The Secret Language of Sisters
Luanne Rice
Point, February 2016
ISBN: 978-0-545-83955-6
Hardcover
Roo and Tilly are not only sisters, but best friends. Older sister Roo has a steady boyfriend, Newton, of two years standing, but is feeling like maybe their relationship needs to go away since they’re heading to different colleges next year. Tilly is in flux as are most fourteen-year-olds, unsure of her path in life and terminally impatient. Since their father died of a heart attack not long ago, she feels even more at sea because he taught her to feel free at night as the two of them went looking for owls in the dense forest near their seaside home in Connecticut.

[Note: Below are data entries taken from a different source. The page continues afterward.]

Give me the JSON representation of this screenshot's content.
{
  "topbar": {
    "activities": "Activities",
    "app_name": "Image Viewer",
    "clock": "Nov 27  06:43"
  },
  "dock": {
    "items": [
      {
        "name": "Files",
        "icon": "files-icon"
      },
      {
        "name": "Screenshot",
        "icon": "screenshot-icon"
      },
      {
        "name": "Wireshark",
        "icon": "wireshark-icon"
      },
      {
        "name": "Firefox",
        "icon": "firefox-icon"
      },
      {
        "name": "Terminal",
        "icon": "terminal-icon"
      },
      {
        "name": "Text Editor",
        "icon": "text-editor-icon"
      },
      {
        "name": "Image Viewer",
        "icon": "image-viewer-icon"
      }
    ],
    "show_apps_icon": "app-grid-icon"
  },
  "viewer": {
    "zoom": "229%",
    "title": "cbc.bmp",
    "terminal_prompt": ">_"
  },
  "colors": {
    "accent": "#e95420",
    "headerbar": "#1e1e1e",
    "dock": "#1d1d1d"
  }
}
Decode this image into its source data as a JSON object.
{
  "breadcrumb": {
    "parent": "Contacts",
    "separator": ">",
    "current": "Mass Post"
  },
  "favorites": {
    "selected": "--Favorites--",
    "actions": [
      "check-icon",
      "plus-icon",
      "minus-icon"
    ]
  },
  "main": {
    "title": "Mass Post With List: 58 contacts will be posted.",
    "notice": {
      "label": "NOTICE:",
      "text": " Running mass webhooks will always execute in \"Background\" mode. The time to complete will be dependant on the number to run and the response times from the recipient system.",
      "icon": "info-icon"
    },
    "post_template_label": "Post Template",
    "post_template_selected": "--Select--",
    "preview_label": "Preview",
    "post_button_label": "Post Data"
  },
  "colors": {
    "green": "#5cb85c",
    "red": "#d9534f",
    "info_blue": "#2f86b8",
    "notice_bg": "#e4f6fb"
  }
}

Roo’s thing is photography. She has an amazing ability to catch shades of light and darkness and as the story opens, she’s taking what she hopes will be the last few great shots she needs for her entry in a prestigious competition for high school seniors. Tilly is waiting in her usual impatient mode at a local museum for Roo to pick her up. She sends multiple texts when Roo is a couple minutes late. Despite knowing that texting while driving isn’t smart or safe, Roo sends one to chill her sister’s impatience. When she looks up from her phone, she’s about to hit a dog being walked by an older woman.
Roo manages to avoid seriously injuring the dog (it suffers a broken leg), but her car flips, ending up in the salt marsh. When Martha, the owner of the dog approaches the car, Roo, hanging upside down and bleeding from her head, is more worried about the dog’s welfare than her own. After suffering an injury-induced stroke, Roo is unable to move or communicate, but is able to hear and understand everything around her. It takes a while before her condition, Locked-In Syndrome, is correctly identified and she’s moved to a Boston hospital where a specialist in the field from London works with her.
While Roo is making her painful, arduous way to recovery, everyone else in her life is a mess. Tilly blames herself, Nelson blames himself (he also texted her that afternoon), the press jumps all over the situation because of the driving while texting aspect and the girls’ mother, already grieving because of her husband’s death, can’t seem to avoid jumping on the blame Tilly bandwagon.
How Roo recovers, what happens between her and Nelson, how Martha’s own experiences while her sister died come into play as a healing aspect in Tilly and Roo’s re-connection and where everyone stands by the conclusion makes this an amazing read. The ending is realistic and satisfying. This is Luanne Rice‘s first YA novel and she has done a great job. I had to stop reading twice and wait a couple days before picking it up again because of the intensity. Granted the issue of texting while driving gets hammered on a bit too much, but that’s a very tiny quibble about a great book.
Reviewed by John R. Clark, MLIS, February 2016.